More specific thoughts:
(1) The abstract mentions smoothing information over discourse to make nouns “more equally predictable in context”— I had some trouble figuring out what this meant. It shows up again in the section discussing grammatical gender, in the context of uncertainty over an utterance. My best guess is that this means at any point along the utterance, we can predict what noun is coming with probabilities that are more uniform?
Possibly related: “While the average uncertainty following the determiners was similar across languages, German determiners supported much greater entropy reduction than their English equivalent.” — So does this mean the range of entropy reduction was greater for German, even if on average it all washed out compared to English? And if it does wash out on average, then is the German gender system on determiners helping communicative efficiency in general, compared to English? This seems like it’s related to this comment that occurs a bit later: “However, whereas German provided a substantial entropy offset, English provided none at all.” What does an entropy offset refer to?

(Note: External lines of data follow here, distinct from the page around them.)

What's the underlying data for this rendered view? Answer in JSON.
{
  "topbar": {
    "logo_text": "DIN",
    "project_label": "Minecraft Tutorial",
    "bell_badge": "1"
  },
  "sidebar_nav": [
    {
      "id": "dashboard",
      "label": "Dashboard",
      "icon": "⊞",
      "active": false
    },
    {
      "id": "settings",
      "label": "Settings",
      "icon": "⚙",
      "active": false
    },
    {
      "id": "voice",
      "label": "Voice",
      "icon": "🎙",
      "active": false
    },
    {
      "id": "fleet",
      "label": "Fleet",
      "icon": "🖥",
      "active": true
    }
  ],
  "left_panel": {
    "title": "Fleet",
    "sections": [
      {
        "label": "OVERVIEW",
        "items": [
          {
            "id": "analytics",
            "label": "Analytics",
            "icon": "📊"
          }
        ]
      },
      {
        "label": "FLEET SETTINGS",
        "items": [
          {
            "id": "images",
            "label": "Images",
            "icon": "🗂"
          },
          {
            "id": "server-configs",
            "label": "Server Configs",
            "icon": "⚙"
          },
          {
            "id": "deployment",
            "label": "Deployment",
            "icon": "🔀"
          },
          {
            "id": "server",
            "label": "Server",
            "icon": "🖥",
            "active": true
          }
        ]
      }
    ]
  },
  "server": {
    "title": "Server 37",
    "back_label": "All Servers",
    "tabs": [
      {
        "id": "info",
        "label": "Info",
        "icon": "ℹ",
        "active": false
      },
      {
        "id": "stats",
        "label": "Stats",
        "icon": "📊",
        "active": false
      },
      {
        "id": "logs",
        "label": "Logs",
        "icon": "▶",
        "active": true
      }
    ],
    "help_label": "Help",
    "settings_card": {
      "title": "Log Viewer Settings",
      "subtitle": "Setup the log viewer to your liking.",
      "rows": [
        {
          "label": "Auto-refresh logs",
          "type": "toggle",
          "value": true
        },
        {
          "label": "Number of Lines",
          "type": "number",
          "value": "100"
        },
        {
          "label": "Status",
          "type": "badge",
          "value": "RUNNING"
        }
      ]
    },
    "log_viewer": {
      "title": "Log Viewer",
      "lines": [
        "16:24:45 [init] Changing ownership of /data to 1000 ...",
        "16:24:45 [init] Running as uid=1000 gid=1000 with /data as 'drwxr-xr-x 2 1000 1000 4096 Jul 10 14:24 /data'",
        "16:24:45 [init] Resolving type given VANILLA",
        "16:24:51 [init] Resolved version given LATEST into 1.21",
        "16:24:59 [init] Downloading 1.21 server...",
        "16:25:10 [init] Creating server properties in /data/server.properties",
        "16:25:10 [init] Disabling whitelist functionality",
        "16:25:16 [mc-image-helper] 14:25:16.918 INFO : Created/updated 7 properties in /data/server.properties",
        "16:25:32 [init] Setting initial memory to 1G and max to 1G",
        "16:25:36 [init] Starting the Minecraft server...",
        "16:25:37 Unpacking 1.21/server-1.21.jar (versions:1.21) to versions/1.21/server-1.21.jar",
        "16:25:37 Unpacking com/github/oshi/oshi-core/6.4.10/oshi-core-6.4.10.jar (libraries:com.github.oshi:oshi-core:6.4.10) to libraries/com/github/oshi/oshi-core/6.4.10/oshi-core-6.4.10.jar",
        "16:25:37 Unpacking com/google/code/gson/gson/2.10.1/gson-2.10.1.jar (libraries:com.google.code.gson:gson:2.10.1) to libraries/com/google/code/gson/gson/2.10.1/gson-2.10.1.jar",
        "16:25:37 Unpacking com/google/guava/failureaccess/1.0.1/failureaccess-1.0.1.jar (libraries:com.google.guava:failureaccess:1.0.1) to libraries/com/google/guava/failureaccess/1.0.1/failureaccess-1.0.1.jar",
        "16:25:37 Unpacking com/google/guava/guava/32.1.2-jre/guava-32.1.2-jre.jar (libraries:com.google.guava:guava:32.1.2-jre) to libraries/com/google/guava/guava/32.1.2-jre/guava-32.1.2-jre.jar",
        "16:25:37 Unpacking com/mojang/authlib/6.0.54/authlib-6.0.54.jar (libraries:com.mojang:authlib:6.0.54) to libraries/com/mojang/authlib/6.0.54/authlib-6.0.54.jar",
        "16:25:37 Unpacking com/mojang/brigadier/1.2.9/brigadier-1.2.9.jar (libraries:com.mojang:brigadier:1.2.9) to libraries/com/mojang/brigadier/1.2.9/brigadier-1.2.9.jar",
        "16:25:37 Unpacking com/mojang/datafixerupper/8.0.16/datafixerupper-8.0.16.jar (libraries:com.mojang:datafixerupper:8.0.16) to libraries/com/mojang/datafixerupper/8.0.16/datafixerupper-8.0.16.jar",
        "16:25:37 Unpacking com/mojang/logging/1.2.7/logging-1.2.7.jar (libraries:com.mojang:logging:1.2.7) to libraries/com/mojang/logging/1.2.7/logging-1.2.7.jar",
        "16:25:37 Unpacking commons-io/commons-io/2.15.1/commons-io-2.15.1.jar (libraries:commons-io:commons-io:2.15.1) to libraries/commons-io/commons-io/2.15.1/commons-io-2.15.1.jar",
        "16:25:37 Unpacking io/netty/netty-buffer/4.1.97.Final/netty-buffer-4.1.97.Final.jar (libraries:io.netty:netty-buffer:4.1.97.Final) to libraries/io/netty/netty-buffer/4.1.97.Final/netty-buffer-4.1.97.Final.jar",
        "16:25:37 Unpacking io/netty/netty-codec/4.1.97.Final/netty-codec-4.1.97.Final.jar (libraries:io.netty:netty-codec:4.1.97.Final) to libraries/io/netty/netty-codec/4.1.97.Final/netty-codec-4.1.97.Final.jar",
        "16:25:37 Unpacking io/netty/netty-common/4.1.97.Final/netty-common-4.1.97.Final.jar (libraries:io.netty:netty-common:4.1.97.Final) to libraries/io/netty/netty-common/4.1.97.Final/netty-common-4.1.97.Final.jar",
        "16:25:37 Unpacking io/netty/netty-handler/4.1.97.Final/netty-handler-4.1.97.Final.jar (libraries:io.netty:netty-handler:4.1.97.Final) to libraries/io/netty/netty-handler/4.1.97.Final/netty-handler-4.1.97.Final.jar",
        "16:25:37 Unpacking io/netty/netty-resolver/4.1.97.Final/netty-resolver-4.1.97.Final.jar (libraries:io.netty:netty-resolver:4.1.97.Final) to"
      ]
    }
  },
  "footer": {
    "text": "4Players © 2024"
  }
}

Also related: Trying to understand what’s going on in Figure 1. Are the two blue lines English vs. German? If so, where are the 10.17 and 10.55 coming from? They seem like they refer to different noun frequencies (based on the y axis). Is the idea that the y axis shows how many more nouns could be used with a certain entropy? If so, then the way to read this is that the three dotted lines come from another calculation, but we see the nouniness of their effect on the y axis. And then, the way to interpret that is that more entropy yields more nouns….so decreasing entropy means more predictable which means fewer nouns…..which means lower lexical diversity? Or does having fewer nouns possible mean you get to be more precise, and so when you sum over all contexts, you get more lexical diversity? I think that’s what this comment indicates: “German speakers appear to use the entropy reduction provided by noun class to choose nouns that are more specific, resulting in greater nominal diversity.”
(2) I’m a little surprised by the claim that it’s mostly adult speakers who innovate — all the first language acquisition work I’ve seen would suggest the bottleneck of L1 acquisition is a non-trivial cause of change (which I’m equating to how “innovation” is used here.) This may be a bias on my part because of my own work on Old English to Middle English word order change, with the idea it was caused in no small part by selective filters on first language learning: Pearl & Weinberg 2007.
Pearl, L., & Weinberg, A. (2007). Input filtering in syntactic acquisition: Answers from language change modeling. Language learning and development, 3(1), 43-72.
(3) Following up on the idea that adjectives in English reduce noun entropy, can we then get adjective ordering out of this (and link it to perceived subjectivity, a la Scontras et al. 2017?) In particular, is the more subjective adjective, which is further away, “more discriminative” or “less definite”? (Less definite seems to be in the same vein.) Is perceived subjectivity somehow tied to frequency?
Scontras, G., Degen, J., & Goodman, N. D. (2017). Subjectivity predicts adjective ordering preferences. Open Mind, 1, 53-65.